Severe acute malnutrition (SAM) is a life-threatening condition that often occurs during a critical EHT 1864 manufacturer for a child\'s growth and development. Treatment of SAM is among the most cost effective interventions to prevent childhood death. Thanks to the rapid expansion of community-based treatment programmes worldwide, every year millions of children are treated for SAM.

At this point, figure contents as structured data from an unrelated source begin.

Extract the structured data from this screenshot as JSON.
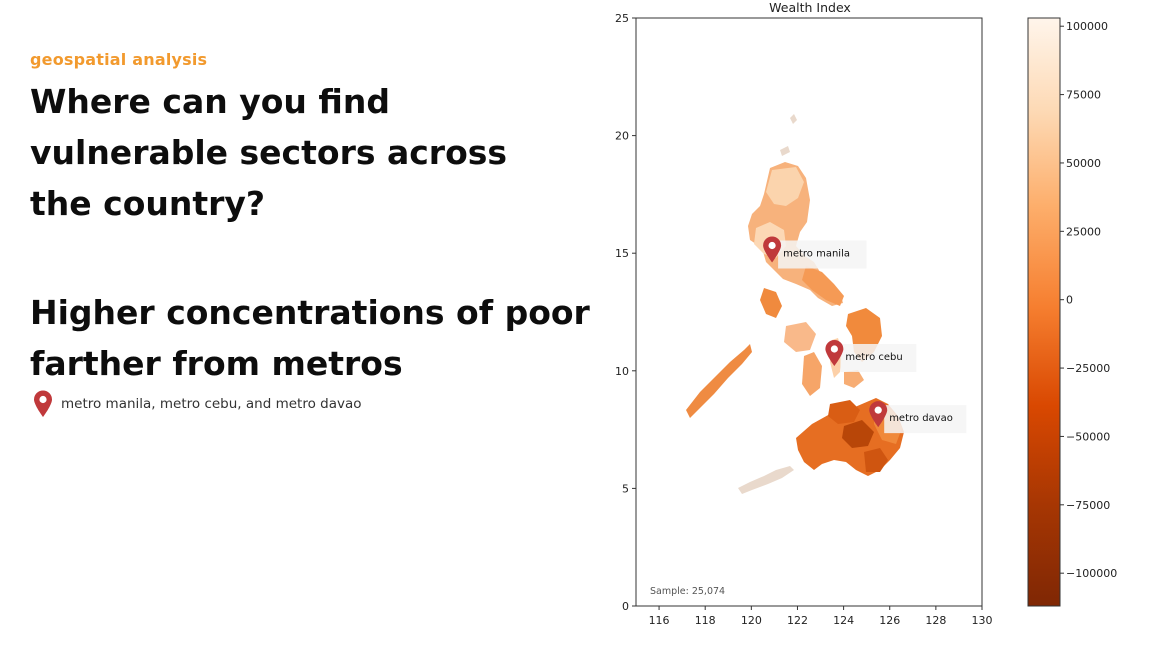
{
  "header": {
    "eyebrow": "geospatial analysis",
    "question_lines": [
      "Where can you find",
      "vulnerable sectors across",
      "the country?"
    ],
    "finding_lines": [
      "Higher concentrations of poor",
      "farther from metros"
    ],
    "legend_text": "metro manila, metro cebu, and metro davao"
  },
  "map": {
    "title": "Wealth Index",
    "sample_text": "Sample: 25,074",
    "x_ticks": [
      "116",
      "118",
      "120",
      "122",
      "124",
      "126",
      "128",
      "130"
    ],
    "y_ticks": [
      "0",
      "5",
      "10",
      "15",
      "20",
      "25"
    ],
    "xlim": [
      115,
      130
    ],
    "ylim": [
      0,
      25
    ],
    "markers": [
      {
        "label": "metro manila",
        "lon": 120.9,
        "lat": 15.2
      },
      {
        "label": "metro cebu",
        "lon": 123.6,
        "lat": 10.8
      },
      {
        "label": "metro davao",
        "lon": 125.5,
        "lat": 8.2
      }
    ],
    "colorbar": {
      "ticks": [
        "100000",
        "75000",
        "50000",
        "25000",
        "0",
        "−25000",
        "−50000",
        "−75000",
        "−100000"
      ],
      "min": -112000,
      "max": 103000,
      "colors": [
        "#fff5eb",
        "#fdd9b4",
        "#fdae6b",
        "#f67f30",
        "#d94801",
        "#a63603",
        "#7f2704"
      ]
    },
    "marker_color": "#c0393b"
  }
}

The Article by Natasha Lelijveld and colleagues in shows that, despite treatment, the long-term survival and health of children who were previously treated in hospital for complicated SAM is suboptimum, and that more attention needs to be given to risks of chronic diseases later in life. As pointed out by the authors, this observational study does not establish a cause–effect relationship since chronic problems might be related to conditions that existed before the episode of SAM. For example, children in the case group were already severely stunted at the beginning of treatment for SAM without recovery during treatment, thus their shorter height-for-age later in life cannot be fully ascribed to the episode of SAM. Another childhood condition with long-term consequences is low birthweight, which has long-term consequences for chronic diseases and is a risk factor for malnutrition. Long-term effects are likely to be mediated by epigenetic changes arising from exposures that might be transgenerational or occur preconception, in utero, or in early life.

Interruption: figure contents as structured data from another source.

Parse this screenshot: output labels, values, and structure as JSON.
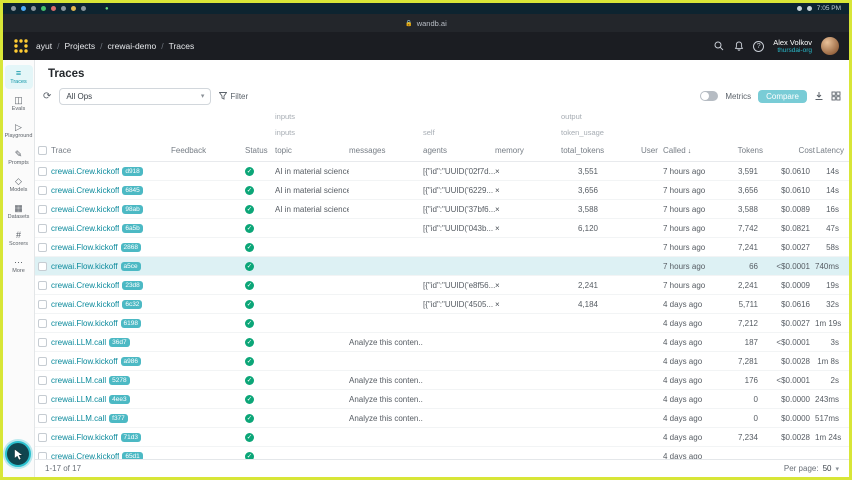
{
  "frame": {
    "url": "wandb.ai",
    "clock": "7:05 PM"
  },
  "theme": {
    "accent": "#13a9ba",
    "success": "#0ca678",
    "row_highlight": "#ddf1f4",
    "logo_yellow": "#ffcc33",
    "border": "#d8e637"
  },
  "navbar": {
    "breadcrumb": [
      "ayut",
      "Projects",
      "crewai-demo",
      "Traces"
    ],
    "user_name": "Alex Volkov",
    "user_org": "thursdai-org",
    "icons": [
      "search-icon",
      "bell-icon",
      "help-icon"
    ]
  },
  "sidebar": {
    "items": [
      {
        "label": "Traces",
        "icon": "traces-icon",
        "glyph": "≡",
        "active": true
      },
      {
        "label": "Evals",
        "icon": "evals-icon",
        "glyph": "◫",
        "active": false
      },
      {
        "label": "Playground",
        "icon": "playground-icon",
        "glyph": "▷",
        "active": false
      },
      {
        "label": "Prompts",
        "icon": "prompts-icon",
        "glyph": "✎",
        "active": false
      },
      {
        "label": "Models",
        "icon": "models-icon",
        "glyph": "◇",
        "active": false
      },
      {
        "label": "Datasets",
        "icon": "datasets-icon",
        "glyph": "▦",
        "active": false
      },
      {
        "label": "Scorers",
        "icon": "scorers-icon",
        "glyph": "#",
        "active": false
      },
      {
        "label": "More",
        "icon": "more-icon",
        "glyph": "⋯",
        "active": false
      }
    ]
  },
  "page": {
    "title": "Traces"
  },
  "toolbar": {
    "ops_value": "All Ops",
    "filter_label": "Filter",
    "metrics_label": "Metrics",
    "compare_label": "Compare"
  },
  "table": {
    "group1": {
      "inputs": "inputs",
      "output": "output"
    },
    "group2": {
      "inputs": "inputs",
      "self": "self",
      "token_usage": "token_usage"
    },
    "columns": {
      "trace": "Trace",
      "feedback": "Feedback",
      "status": "Status",
      "topic": "topic",
      "messages": "messages",
      "agents": "agents",
      "memory": "memory",
      "total_tokens": "total_tokens",
      "user": "User",
      "called": "Called",
      "tokens": "Tokens",
      "cost": "Cost",
      "latency": "Latency"
    },
    "sort_column": "Called",
    "rows": [
      {
        "name": "crewai.Crew.kickoff",
        "id": "d918",
        "topic": "AI in material science",
        "messages": "",
        "agents": "[{\"id\":\"UUID('02f7d...",
        "memory": true,
        "total_tokens": "3,551",
        "called": "7 hours ago",
        "tokens": "3,591",
        "cost": "$0.0610",
        "latency": "14s",
        "highlighted": false
      },
      {
        "name": "crewai.Crew.kickoff",
        "id": "6845",
        "topic": "AI in material science",
        "messages": "",
        "agents": "[{\"id\":\"UUID('6229...",
        "memory": true,
        "total_tokens": "3,656",
        "called": "7 hours ago",
        "tokens": "3,656",
        "cost": "$0.0610",
        "latency": "14s",
        "highlighted": false
      },
      {
        "name": "crewai.Crew.kickoff",
        "id": "98ab",
        "topic": "AI in material science",
        "messages": "",
        "agents": "[{\"id\":\"UUID('37bf6...",
        "memory": true,
        "total_tokens": "3,588",
        "called": "7 hours ago",
        "tokens": "3,588",
        "cost": "$0.0089",
        "latency": "16s",
        "highlighted": false
      },
      {
        "name": "crewai.Crew.kickoff",
        "id": "6a5b",
        "topic": "",
        "messages": "",
        "agents": "[{\"id\":\"UUID('043b...",
        "memory": true,
        "total_tokens": "6,120",
        "called": "7 hours ago",
        "tokens": "7,742",
        "cost": "$0.0821",
        "latency": "47s",
        "highlighted": false
      },
      {
        "name": "crewai.Flow.kickoff",
        "id": "2868",
        "topic": "",
        "messages": "",
        "agents": "",
        "memory": false,
        "total_tokens": "",
        "called": "7 hours ago",
        "tokens": "7,241",
        "cost": "$0.0027",
        "latency": "58s",
        "highlighted": false
      },
      {
        "name": "crewai.Flow.kickoff",
        "id": "a5ce",
        "topic": "",
        "messages": "",
        "agents": "",
        "memory": false,
        "total_tokens": "",
        "called": "7 hours ago",
        "tokens": "66",
        "cost": "<$0.0001",
        "latency": "740ms",
        "highlighted": true
      },
      {
        "name": "crewai.Crew.kickoff",
        "id": "23d8",
        "topic": "",
        "messages": "",
        "agents": "[{\"id\":\"UUID('e8f56...",
        "memory": true,
        "total_tokens": "2,241",
        "called": "7 hours ago",
        "tokens": "2,241",
        "cost": "$0.0009",
        "latency": "19s",
        "highlighted": false
      },
      {
        "name": "crewai.Crew.kickoff",
        "id": "6c32",
        "topic": "",
        "messages": "",
        "agents": "[{\"id\":\"UUID('4505...",
        "memory": true,
        "total_tokens": "4,184",
        "called": "4 days ago",
        "tokens": "5,711",
        "cost": "$0.0616",
        "latency": "32s",
        "highlighted": false
      },
      {
        "name": "crewai.Flow.kickoff",
        "id": "6198",
        "topic": "",
        "messages": "",
        "agents": "",
        "memory": false,
        "total_tokens": "",
        "called": "4 days ago",
        "tokens": "7,212",
        "cost": "$0.0027",
        "latency": "1m 19s",
        "highlighted": false
      },
      {
        "name": "crewai.LLM.call",
        "id": "36d7",
        "topic": "",
        "messages": "Analyze this conten...",
        "agents": "",
        "memory": false,
        "total_tokens": "",
        "called": "4 days ago",
        "tokens": "187",
        "cost": "<$0.0001",
        "latency": "3s",
        "highlighted": false
      },
      {
        "name": "crewai.Flow.kickoff",
        "id": "a986",
        "topic": "",
        "messages": "",
        "agents": "",
        "memory": false,
        "total_tokens": "",
        "called": "4 days ago",
        "tokens": "7,281",
        "cost": "$0.0028",
        "latency": "1m 8s",
        "highlighted": false
      },
      {
        "name": "crewai.LLM.call",
        "id": "5278",
        "topic": "",
        "messages": "Analyze this conten...",
        "agents": "",
        "memory": false,
        "total_tokens": "",
        "called": "4 days ago",
        "tokens": "176",
        "cost": "<$0.0001",
        "latency": "2s",
        "highlighted": false
      },
      {
        "name": "crewai.LLM.call",
        "id": "4ee3",
        "topic": "",
        "messages": "Analyze this conten...",
        "agents": "",
        "memory": false,
        "total_tokens": "",
        "called": "4 days ago",
        "tokens": "0",
        "cost": "$0.0000",
        "latency": "243ms",
        "highlighted": false
      },
      {
        "name": "crewai.LLM.call",
        "id": "f377",
        "topic": "",
        "messages": "Analyze this conten...",
        "agents": "",
        "memory": false,
        "total_tokens": "",
        "called": "4 days ago",
        "tokens": "0",
        "cost": "$0.0000",
        "latency": "517ms",
        "highlighted": false
      },
      {
        "name": "crewai.Flow.kickoff",
        "id": "71d3",
        "topic": "",
        "messages": "",
        "agents": "",
        "memory": false,
        "total_tokens": "",
        "called": "4 days ago",
        "tokens": "7,234",
        "cost": "$0.0028",
        "latency": "1m 24s",
        "highlighted": false
      },
      {
        "name": "crewai.Crew.kickoff",
        "id": "65d1",
        "topic": "",
        "messages": "",
        "agents": "",
        "memory": false,
        "total_tokens": "",
        "called": "4 days ago",
        "tokens": "",
        "cost": "",
        "latency": "",
        "highlighted": false
      }
    ]
  },
  "footer": {
    "range": "1-17 of 17",
    "per_page_label": "Per page:",
    "per_page_value": "50"
  }
}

The finding that children treated for SAM had a reduced proportion of lean tissue, which might predispose them to chronic diseases later in life, cannot be ignored. The study\'s results suggest that abnormal body composition is the result of a deficit in lean tissue rather than of excess fat tissue deposition. Lelijveld and colleagues\' findings are consistent with those of previous studies that examined children with SAM at the end of their treatment period, which also reported suboptimum recovery of lean tissues. This effect is unlikely to be related to the high fat content of diets used for nutritional rehabilitation such as the currently used ready-to-use therapeutic foods (RUTF), which provide more than 55% of their energy via fat. This proportion is similar to that of breast milk and reflects the high energy requirements of rapidly growing children who need to accumulate fat, which is the case for both children recovering from malnutrition and for healthy infants during the first months of life. The deficit in lean tissue is more likely to be related to an insufficient intake of the nutrients needed for lean tissue growth either during the treatment of the episode of SAM itself, or more importantly, during the following months when the child returns to relying on a family diet with limited dietary diversity and low intake of foods from animal sources.